Limitations & Future Work¶
- Only supports genus-0 surfaces: Relies on spherical parameterization, preventing it from handling objects with holes or high genus.
- Computational efficiency: Each 4D surface requires training an individual D-SNS (2-3 hours), which is costly when analyzing large-scale datasets. The authors suggest exploring conditional representations similar to DeepSDF in the future.
- Texture/appearance not considered: Only handles geometric shapes, without involving appearance information.
- Dataset limitations: All evaluation datasets consist of pre-registered triangular meshes; the capability of direct modeling from raw scan data is not validated.
Related Work & Insights¶
- vs 4D Atlas: 4D Atlas operates on discrete signals, and its registration accuracy depends on temporal sampling density. This work operates on continuous functions, is more robust to sparse sampling, and comprehensively outperforms it across four datasets.
- vs SMPL/SMPL-X: SMPL explicitly models joint motion using skeletal joints and is a category-specific model.
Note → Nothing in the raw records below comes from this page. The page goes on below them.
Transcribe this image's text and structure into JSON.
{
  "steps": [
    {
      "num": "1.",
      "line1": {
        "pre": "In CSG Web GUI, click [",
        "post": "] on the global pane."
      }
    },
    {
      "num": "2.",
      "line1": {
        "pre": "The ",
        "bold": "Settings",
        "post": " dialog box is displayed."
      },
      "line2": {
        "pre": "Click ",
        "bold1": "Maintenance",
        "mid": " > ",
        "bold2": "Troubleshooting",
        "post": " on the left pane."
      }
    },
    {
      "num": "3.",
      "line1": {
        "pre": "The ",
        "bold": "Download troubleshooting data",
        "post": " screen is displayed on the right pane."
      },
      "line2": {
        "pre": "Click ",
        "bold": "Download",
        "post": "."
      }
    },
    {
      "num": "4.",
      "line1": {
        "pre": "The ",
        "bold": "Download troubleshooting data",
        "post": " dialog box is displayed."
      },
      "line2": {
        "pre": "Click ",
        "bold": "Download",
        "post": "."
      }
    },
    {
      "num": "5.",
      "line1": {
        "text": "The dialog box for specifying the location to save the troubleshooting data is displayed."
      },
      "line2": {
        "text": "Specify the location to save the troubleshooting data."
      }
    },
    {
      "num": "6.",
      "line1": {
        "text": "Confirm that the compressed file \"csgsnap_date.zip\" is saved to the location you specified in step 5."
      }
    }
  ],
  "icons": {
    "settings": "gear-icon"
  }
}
The proposed method is a general genus-0 surface analysis framework that is category-agnostic.
- vs Neural Surface Maps: Neural Surface Maps by Morreale et al. uses MLPs to represent static surface mappings. This study generalizes it to dynamic 4D surfaces and introduces a complete statistical analysis framework.
Rating¶
- Novelty: ⭐⭐⭐⭐ The integration of neural representation with Riemannian statistical shape analysis shows some novelty, but each component (MLP fitting, SRNF/SRVF) relies on existing techniques.
- Experimental Thoroughness: ⭐⭐⭐⭐ Quantitative and qualitative evaluations across four datasets are relatively comprehensive, though comparison is only conducted against a single method, 4D Atlas.
- Writing Quality: ⭐⭐⭐⭐ Mathematical derivations are clear, but the full paper is long (22 pages), and the information density could be improved.
- Value: ⭐⭐⭐⭐ Provides a solid continuous framework for 4D shape analysis, though the application scenarios are somewhat niche.